Where do dreams come from? It's an age-old question, something people have been wondering and theorising about for millennia.
Whereas ancient civilisations may have interpreted dreams as having supernatural or spiritual origins, in modern society, we're more likely to analyse our dreams in terms of our waking life, looking for meaningful connections linking the content of dreams with lived experiences from our day-to-day existence.
"Research has repeatedly provided strong support for what sleep scientists refer to as the 'continuity hypothesis of dreams': most dreams are a continuation of what is happening in everyday life," researchers led by computer scientist Alessandro Fogli from Roma Tre University in Italy explain in a new study.
"It turns out that everyday life impacts dreaming (e.g. anxiety in life leads to dreams with negative affect) and vice versa (e.g. dreaming impacts problem-solving skills)."
These psychological theories date back to the work of Sigmund Freud and others in the 20th century, who spearheaded the notion that the hidden meanings of dreams could be unlocked when examined within the context of a person's real-world experiences.

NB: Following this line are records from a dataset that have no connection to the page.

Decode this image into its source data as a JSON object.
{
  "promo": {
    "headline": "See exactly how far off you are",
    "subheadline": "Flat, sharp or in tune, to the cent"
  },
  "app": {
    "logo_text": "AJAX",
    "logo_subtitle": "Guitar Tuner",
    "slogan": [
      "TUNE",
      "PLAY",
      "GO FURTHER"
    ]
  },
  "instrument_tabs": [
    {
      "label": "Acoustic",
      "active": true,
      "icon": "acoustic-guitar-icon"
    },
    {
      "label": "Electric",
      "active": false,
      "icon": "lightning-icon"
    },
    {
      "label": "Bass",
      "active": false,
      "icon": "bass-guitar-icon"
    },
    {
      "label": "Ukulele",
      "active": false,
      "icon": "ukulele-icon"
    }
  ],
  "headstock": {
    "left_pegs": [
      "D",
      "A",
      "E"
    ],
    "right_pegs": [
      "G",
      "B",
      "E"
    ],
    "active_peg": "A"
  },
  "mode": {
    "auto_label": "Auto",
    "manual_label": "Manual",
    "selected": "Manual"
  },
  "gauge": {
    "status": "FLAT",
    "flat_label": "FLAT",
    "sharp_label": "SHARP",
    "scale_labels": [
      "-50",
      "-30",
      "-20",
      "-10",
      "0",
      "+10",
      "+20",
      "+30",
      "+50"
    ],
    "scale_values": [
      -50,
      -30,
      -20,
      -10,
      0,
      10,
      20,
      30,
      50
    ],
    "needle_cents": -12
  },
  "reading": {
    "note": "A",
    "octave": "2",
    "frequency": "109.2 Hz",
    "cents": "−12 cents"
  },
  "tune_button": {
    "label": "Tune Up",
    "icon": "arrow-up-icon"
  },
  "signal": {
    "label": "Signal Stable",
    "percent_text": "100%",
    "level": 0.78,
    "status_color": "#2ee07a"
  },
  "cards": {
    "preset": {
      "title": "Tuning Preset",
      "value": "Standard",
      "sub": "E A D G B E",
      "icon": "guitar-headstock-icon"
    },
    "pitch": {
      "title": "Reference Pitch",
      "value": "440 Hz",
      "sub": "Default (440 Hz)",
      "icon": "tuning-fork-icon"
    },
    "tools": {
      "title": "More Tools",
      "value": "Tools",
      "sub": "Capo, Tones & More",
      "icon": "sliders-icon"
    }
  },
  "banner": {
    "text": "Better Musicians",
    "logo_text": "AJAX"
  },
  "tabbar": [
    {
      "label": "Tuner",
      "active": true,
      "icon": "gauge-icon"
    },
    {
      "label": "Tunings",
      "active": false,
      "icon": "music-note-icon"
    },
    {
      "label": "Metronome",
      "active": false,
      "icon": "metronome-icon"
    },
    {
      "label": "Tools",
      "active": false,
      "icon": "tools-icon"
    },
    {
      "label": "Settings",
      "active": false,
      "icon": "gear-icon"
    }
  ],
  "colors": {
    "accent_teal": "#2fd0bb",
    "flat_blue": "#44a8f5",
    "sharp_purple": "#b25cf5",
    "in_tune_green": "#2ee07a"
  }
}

In contemporary dream analysis, therapists attempt to help patients interpret their dreams, via the use of dream reports, looking for clues, symbols, and structures that might correspond with other parts of the dreamer's life.
One of the most well regarded systems for interpreting dream reports is called the Hall and Van de Castle system, which codifies dreams in terms of the characters that appear within them, the interactions these characters have, and the effects these interactions subsequently have on the characters, among many other concepts.
One problem with the system however, is that it can be a slow and time-consuming process to manually sift through dream reports to identify these elements, which is why sleep scientists these days are continually looking into algorithmic solutions that can automate the task of recognising and annotating dream content in terms of the Hall and Van de Castle method.
In their new study, Fogli and his team have come up with a new way of doing this – one which they used to track people's dreams on a vast scale, analysing a set of 24,000 dreams from a giant public database of dream reports called DreamBank.
"We designed a tool that automatically scores dream reports by operationalising the widely used dream analysis scale by Hall and Van de Castle," the researchers explain.
"We validated the tool's effectiveness on hand-annotated dream reports … and tested what sleep scientists call the 'continuity hypothesis' at this unprecedented scale."
The team's dream processing tool simplifies the Hall and Van de Castle system, parsing the text of dream reports and focusing on characters, social interactions, and emotions words.
"These three dimensions are considered to be the most important ones in aiding the interpretation of dreams," the team writes, "as they define the backbone of a dream plot: who was present, which actions were performed and which emotions were expressed."
When they compared the output of their language processing tool against hand-annotated notes of dream reports written by dream experts, the results matched about three-quarters of the time; not a perfect score, but a promising signal that suggests technological developments like this could lead to new kinds of breakthroughs in dream research.
The researchers also found in their data evidence to support the continuity hypothesis – the notion that dreams are a continuation of what happens in everyday life. According to the researchers, the dream reports contained various "statistical markers" reflecting what the dreamers likely experienced in real life.
You can explore facets of their analysis, all based on the dreams of real people, at this website, which replicates data from the project.
While it's far from being the last word on what our dreams really mean and where they come from, the researchers say approaches like this in the future will make it easier to quantify important aspects of dreams, and could even make it possible to "build technologies that bridge the current gap between real life and dreaming".
The findings are reported in Royal Society Open Science.